The Dow Jones Industrial Average added 56.22 points, or 0.31 percent, to 17,958.73. The S&P 500 gained 9.28 points, or 0.45 percent, to 2,091.18. The Nasdaq Composite Index was up 23.74 points, or 0.48 percent, to 4,974.56.
Greece repaid a loan installment worth 458 million euros (or 492 million U.S. dollars) to the International Monetary Fund on Thursday amidst ongoing efforts to reach a deal to unlock further vital international funding within the next fortnight.
The Eurogroup Working Group meeting in Brussels on Wednesday and Thursday this week examined the reform list to pave the way for a deal to be reached by the next Eurogroup meeting in Riga on April 24.
European shares posted solid gains Thursday with British benchmark FTSE 100 Index increasing 1.12 percent.
On the economic front, in the week ending April 4, the advance figure for seasonally adjusted initial jobless claims was 281,000, an increase of 14,000 from the previous week's revised level, but below market consensus of 285,000, according to U.S. Labor Department Thursday.
Meanwhile, investors were still mulling over the minutes of the Federal Reserve's March policy meeting released Wednesday afternoon. The minutes showed that Fed policymakers were divided over the timing of a rate hike.
Several Fed officials thought that the U.S. central bank would be able to raise interest rates in June, and the others believed a rate hike wouldn't be warranted until later in the year. Some investors believed the time of first rate hike would be postponed to the late of this year.
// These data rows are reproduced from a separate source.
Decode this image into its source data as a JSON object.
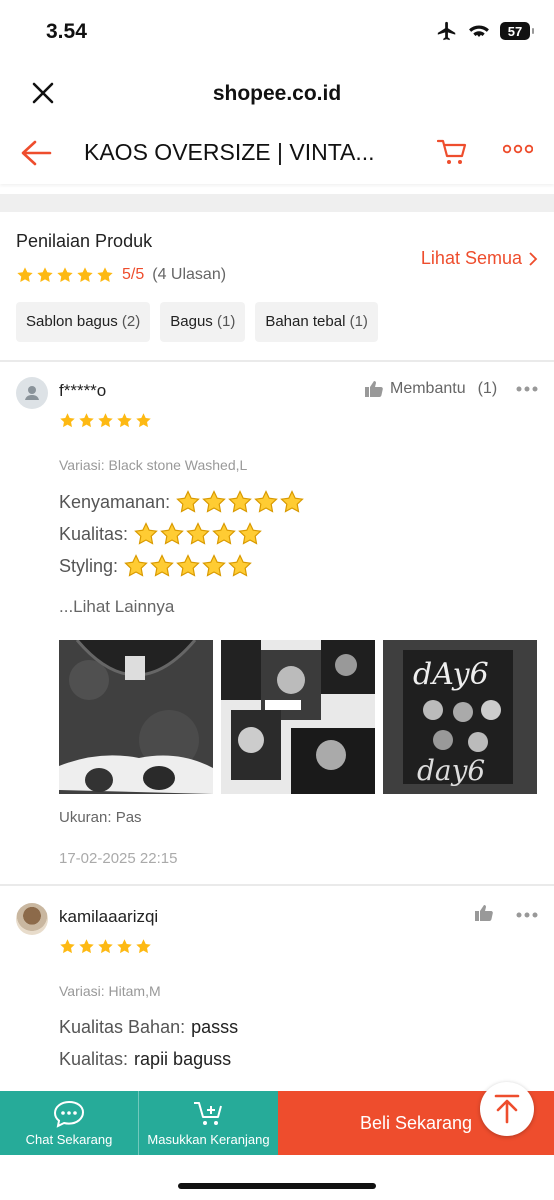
{
  "status_bar": {
    "time": "3.54",
    "battery": "57"
  },
  "browser": {
    "domain": "shopee.co.id"
  },
  "nav": {
    "title": "KAOS OVERSIZE | VINTA..."
  },
  "rating_section": {
    "heading": "Penilaian Produk",
    "score": "5/5",
    "count": "(4 Ulasan)",
    "see_all": "Lihat Semua",
    "chips": [
      {
        "label": "Sablon bagus",
        "count": "(2)"
      },
      {
        "label": "Bagus",
        "count": "(1)"
      },
      {
        "label": "Bahan tebal",
        "count": "(1)"
      }
    ]
  },
  "reviews": [
    {
      "user": "f*****o",
      "stars": 5,
      "helpful": "Membantu",
      "helpful_count": "(1)",
      "variant": "Variasi: Black stone Washed,L",
      "attributes": [
        {
          "label": "Kenyamanan:",
          "emoji_stars": 5
        },
        {
          "label": "Kualitas:",
          "emoji_stars": 5
        },
        {
          "label": "Styling:",
          "emoji_stars": 5
        }
      ],
      "see_more": "...Lihat Lainnya",
      "size": "Ukuran: Pas",
      "date": "17-02-2025 22:15"
    },
    {
      "user": "kamilaaarizqi",
      "stars": 5,
      "variant": "Variasi: Hitam,M",
      "attributes": [
        {
          "label": "Kualitas Bahan:",
          "value": "passs"
        },
        {
          "label": "Kualitas:",
          "value": "rapii baguss"
        }
      ]
    }
  ],
  "bottom_bar": {
    "chat": "Chat Sekarang",
    "add_cart": "Masukkan Keranjang",
    "buy": "Beli Sekarang"
  },
  "colors": {
    "accent": "#ee4d2d",
    "teal": "#26ab99",
    "star": "#fdb913"
  },
  "icons": [
    "close-icon",
    "back-arrow-icon",
    "cart-icon",
    "more-icon",
    "star-icon",
    "thumbs-up-icon",
    "chat-icon",
    "add-cart-icon",
    "arrow-up-icon",
    "airplane-icon",
    "wifi-icon",
    "battery-icon"
  ]
}
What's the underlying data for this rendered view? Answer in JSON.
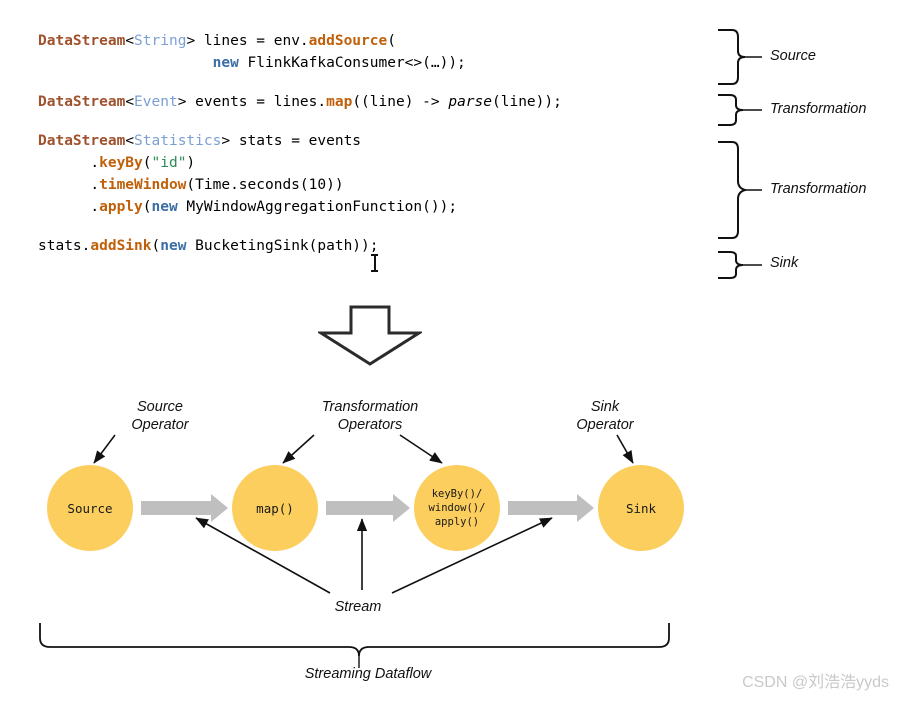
{
  "code": {
    "blocks": [
      {
        "lines": [
          [
            {
              "t": "DataStream",
              "c": "type"
            },
            {
              "t": "<",
              "c": "plain"
            },
            {
              "t": "String",
              "c": "generic"
            },
            {
              "t": "> lines = env.",
              "c": "plain"
            },
            {
              "t": "addSource",
              "c": "method"
            },
            {
              "t": "(",
              "c": "plain"
            }
          ],
          [
            {
              "t": "                    ",
              "c": "plain"
            },
            {
              "t": "new",
              "c": "kw"
            },
            {
              "t": " FlinkKafkaConsumer<>(…));",
              "c": "plain"
            }
          ]
        ]
      },
      {
        "lines": [
          [
            {
              "t": "DataStream",
              "c": "type"
            },
            {
              "t": "<",
              "c": "plain"
            },
            {
              "t": "Event",
              "c": "generic"
            },
            {
              "t": "> events = lines.",
              "c": "plain"
            },
            {
              "t": "map",
              "c": "method"
            },
            {
              "t": "((line) -> ",
              "c": "plain"
            },
            {
              "t": "parse",
              "c": "italic"
            },
            {
              "t": "(line));",
              "c": "plain"
            }
          ]
        ]
      },
      {
        "lines": [
          [
            {
              "t": "DataStream",
              "c": "type"
            },
            {
              "t": "<",
              "c": "plain"
            },
            {
              "t": "Statistics",
              "c": "generic"
            },
            {
              "t": "> stats = events",
              "c": "plain"
            }
          ],
          [
            {
              "t": "      .",
              "c": "plain"
            },
            {
              "t": "keyBy",
              "c": "method"
            },
            {
              "t": "(",
              "c": "plain"
            },
            {
              "t": "\"id\"",
              "c": "str"
            },
            {
              "t": ")",
              "c": "plain"
            }
          ],
          [
            {
              "t": "      .",
              "c": "plain"
            },
            {
              "t": "timeWindow",
              "c": "method"
            },
            {
              "t": "(Time.seconds(10))",
              "c": "plain"
            }
          ],
          [
            {
              "t": "      .",
              "c": "plain"
            },
            {
              "t": "apply",
              "c": "method"
            },
            {
              "t": "(",
              "c": "plain"
            },
            {
              "t": "new",
              "c": "kw"
            },
            {
              "t": " MyWindowAggregationFunction());",
              "c": "plain"
            }
          ]
        ]
      },
      {
        "lines": [
          [
            {
              "t": "stats.",
              "c": "plain"
            },
            {
              "t": "addSink",
              "c": "method"
            },
            {
              "t": "(",
              "c": "plain"
            },
            {
              "t": "new",
              "c": "kw"
            },
            {
              "t": " BucketingSink(path));",
              "c": "plain"
            }
          ]
        ]
      }
    ],
    "brace_labels": [
      {
        "label": "Source"
      },
      {
        "label": "Transformation"
      },
      {
        "label": "Transformation"
      },
      {
        "label": "Sink"
      }
    ]
  },
  "diagram": {
    "operators": [
      {
        "name": "source",
        "text": "Source"
      },
      {
        "name": "map",
        "text": "map()"
      },
      {
        "name": "window",
        "text": "keyBy()/\nwindow()/\napply()"
      },
      {
        "name": "sink",
        "text": "Sink"
      }
    ],
    "annotations": {
      "source_operator": "Source\nOperator",
      "transformation_operators": "Transformation\nOperators",
      "sink_operator": "Sink\nOperator",
      "stream": "Stream",
      "streaming_dataflow": "Streaming Dataflow"
    },
    "colors": {
      "operator_fill": "#fbce5e",
      "flow_arrow": "#bfbfbf",
      "stroke": "#111111"
    }
  },
  "watermark": {
    "text": "CSDN @刘浩浩yyds"
  }
}
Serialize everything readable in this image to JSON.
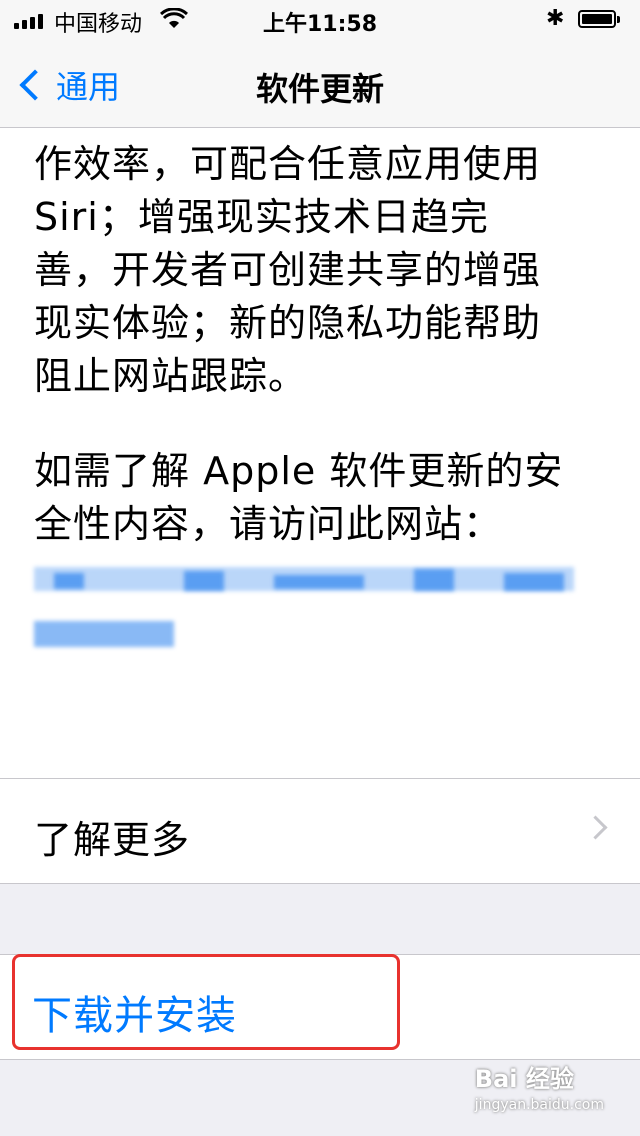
{
  "status_bar": {
    "carrier": "中国移动",
    "time": "上午11:58",
    "bluetooth": "✱",
    "icons": [
      "signal-icon",
      "wifi-icon",
      "bluetooth-icon",
      "battery-icon"
    ]
  },
  "nav": {
    "back_label": "通用",
    "title": "软件更新"
  },
  "content": {
    "description_lines": [
      "作效率，可配合任意应用使用",
      "Siri；增强现实技术日趋完",
      "善，开发者可创建共享的增强",
      "现实体验；新的隐私功能帮助",
      "阻止网站跟踪。"
    ],
    "security_lines": [
      "如需了解 Apple 软件更新的安",
      "全性内容，请访问此网站："
    ]
  },
  "learn_more": {
    "label": "了解更多"
  },
  "download": {
    "label": "下载并安装"
  },
  "watermark": {
    "brand": "Bai 经验",
    "url": "jingyan.baidu.com"
  },
  "colors": {
    "accent": "#007aff",
    "highlight": "#e8322e",
    "background": "#efeff4"
  }
}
In corporate news, Alcoa unofficially kicked off the first- quarter earnings season after Wednesday's closing bell, as the Aluminum maker reported weaker-than-expected quarterly revenues.
The company said its net income for the first quarter of 2015 came out at 195 million U.S. dollars, or 0.14 dollar per share. Its shares dropped 3.37 percent to 13.21 dollars apiece on Thursday.
According to Thomson Reuters, the blended earnings in the first quarter of 2015 are expected to decline 2.7 percent year on year, while the revenue is forecast to decrease 2.6 percent. Excluding the energy sector, however, the earnings growth estimate is a 5.6- percent gain, with a revenue increase of 2.9 percent.